JORNADA. Poderá ser ajustada desde que a compensação se dê no mesmo mês e se respeite o limite de dez horas diárias, já previsto na CLT. O descumprimento das compensações legais obrigará a empresa a pagar horas extras sobre o que exceder à jornada normal.

INTERVALO INTRAJORNADA. Sindicatos e empresas poderão negociar intervalos de almoço menores do que uma hora.

JORNADA INTERMITENTE. Esse tipo de contrato permitirá a prestação de serviços em dias alternados ou apenas por algumas horas na semana. A única exceção para esses casos são os aeronautas, que não podem ser contratados pelo regime intermitente de trabalho.

TERCEIRIZAÇÃO.  Para impedir a “pejotização”, não é permitido que o trabalhador seja demitido e contratado como pessoa jurídica ou funcionário de empresa terceirizada em um período inferior a 18 meses. Terceirizados também terão acesso aos mesmos benefícios dos empregados da “empresa mãe”.

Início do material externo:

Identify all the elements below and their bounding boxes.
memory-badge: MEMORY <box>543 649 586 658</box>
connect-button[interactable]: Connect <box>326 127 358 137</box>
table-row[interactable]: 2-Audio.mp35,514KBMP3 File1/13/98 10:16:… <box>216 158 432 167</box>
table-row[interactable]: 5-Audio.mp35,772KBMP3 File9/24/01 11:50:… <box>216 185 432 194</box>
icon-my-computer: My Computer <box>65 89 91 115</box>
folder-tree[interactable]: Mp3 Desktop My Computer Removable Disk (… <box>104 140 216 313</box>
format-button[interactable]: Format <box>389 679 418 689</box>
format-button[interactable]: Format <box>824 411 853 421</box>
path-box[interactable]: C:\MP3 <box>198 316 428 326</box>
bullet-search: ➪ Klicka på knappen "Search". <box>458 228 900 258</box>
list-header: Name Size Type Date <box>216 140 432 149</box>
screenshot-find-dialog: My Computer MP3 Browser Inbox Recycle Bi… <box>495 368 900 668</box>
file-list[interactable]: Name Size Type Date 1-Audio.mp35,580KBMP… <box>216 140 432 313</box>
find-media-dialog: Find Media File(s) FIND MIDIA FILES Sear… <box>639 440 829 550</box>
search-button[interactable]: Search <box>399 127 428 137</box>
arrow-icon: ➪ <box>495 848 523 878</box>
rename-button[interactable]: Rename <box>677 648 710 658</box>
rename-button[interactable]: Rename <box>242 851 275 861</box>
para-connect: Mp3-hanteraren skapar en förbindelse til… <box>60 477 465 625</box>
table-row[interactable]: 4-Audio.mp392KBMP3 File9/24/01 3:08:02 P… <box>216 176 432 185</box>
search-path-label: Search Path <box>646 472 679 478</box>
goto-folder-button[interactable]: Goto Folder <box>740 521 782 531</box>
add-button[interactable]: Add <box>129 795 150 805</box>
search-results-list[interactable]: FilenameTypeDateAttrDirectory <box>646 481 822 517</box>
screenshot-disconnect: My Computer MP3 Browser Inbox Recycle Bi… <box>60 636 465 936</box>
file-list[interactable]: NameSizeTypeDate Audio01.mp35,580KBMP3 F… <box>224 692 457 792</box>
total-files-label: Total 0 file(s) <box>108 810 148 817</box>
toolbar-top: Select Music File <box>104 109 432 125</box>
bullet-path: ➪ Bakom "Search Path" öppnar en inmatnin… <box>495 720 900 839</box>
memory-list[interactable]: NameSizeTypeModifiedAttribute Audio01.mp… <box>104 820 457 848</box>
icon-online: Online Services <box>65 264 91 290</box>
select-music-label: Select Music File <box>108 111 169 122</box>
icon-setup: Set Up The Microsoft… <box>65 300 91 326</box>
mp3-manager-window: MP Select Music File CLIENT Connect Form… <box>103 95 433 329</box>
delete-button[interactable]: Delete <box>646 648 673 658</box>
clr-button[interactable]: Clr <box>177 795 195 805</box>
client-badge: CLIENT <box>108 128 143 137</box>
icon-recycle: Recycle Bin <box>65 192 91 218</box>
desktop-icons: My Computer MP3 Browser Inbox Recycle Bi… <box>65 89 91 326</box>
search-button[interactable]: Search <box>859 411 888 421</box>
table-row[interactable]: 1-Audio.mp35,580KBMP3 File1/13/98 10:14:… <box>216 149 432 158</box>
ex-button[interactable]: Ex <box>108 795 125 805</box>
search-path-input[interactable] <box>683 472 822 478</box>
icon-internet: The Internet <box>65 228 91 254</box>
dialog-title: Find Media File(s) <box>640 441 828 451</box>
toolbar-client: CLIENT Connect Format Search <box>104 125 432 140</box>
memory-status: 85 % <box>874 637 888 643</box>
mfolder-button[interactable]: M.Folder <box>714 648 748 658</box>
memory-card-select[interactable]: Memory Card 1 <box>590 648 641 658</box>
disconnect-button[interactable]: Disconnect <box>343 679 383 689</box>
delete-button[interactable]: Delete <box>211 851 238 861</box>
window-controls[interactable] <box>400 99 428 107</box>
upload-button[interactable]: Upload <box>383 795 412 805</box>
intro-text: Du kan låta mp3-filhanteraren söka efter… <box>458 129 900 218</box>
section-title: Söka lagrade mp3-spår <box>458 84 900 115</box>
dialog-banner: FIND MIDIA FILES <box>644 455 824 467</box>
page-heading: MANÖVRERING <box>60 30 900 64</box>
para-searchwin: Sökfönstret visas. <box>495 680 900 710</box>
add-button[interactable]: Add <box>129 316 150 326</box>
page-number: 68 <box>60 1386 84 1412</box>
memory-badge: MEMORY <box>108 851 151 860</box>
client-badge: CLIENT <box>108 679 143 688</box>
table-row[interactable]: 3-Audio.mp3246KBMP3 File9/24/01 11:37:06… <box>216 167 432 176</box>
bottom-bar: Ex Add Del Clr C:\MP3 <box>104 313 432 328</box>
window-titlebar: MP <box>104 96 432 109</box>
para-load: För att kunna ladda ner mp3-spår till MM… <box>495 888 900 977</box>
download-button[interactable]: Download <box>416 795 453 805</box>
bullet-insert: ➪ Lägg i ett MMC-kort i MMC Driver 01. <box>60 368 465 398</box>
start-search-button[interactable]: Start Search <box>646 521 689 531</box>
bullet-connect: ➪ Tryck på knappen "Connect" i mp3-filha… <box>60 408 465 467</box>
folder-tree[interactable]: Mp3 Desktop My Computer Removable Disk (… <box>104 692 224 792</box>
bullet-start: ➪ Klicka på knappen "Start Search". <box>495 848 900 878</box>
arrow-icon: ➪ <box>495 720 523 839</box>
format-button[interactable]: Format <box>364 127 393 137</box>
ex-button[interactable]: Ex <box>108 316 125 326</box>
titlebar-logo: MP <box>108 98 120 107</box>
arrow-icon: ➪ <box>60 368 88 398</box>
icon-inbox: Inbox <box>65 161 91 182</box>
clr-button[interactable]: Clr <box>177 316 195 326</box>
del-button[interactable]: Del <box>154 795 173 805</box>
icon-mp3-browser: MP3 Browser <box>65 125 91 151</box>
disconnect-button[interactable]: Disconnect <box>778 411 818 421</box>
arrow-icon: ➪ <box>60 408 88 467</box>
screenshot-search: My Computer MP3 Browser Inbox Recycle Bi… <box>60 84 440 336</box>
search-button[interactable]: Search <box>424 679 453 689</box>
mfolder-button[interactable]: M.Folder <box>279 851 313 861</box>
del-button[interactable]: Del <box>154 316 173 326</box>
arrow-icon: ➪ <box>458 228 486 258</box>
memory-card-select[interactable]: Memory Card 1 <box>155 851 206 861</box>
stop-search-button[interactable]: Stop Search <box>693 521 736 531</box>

GESTANTES. Gestantes e lactantes podem trabalhar em ambientes insalubres desde que um médico comprove, por atestado, que não há risco para a mãe, o bebê, a gestação ou a lactação. Isso, no entanto, pode ser alterado em parceria com a bancada feminina do Congresso.

DEMISSÃO. O substitutivo prevê demissão em comum acordo. Por esse mecanismo, a multa de 40% do FGTS seria reduzida a 20%, e o aviso prévio ficaria restrito a 15 dias. Além disso, o trabalhador teria acesso a 80% do dinheiro na conta do Fundo, mas perderia o direito a receber o seguro-desemprego.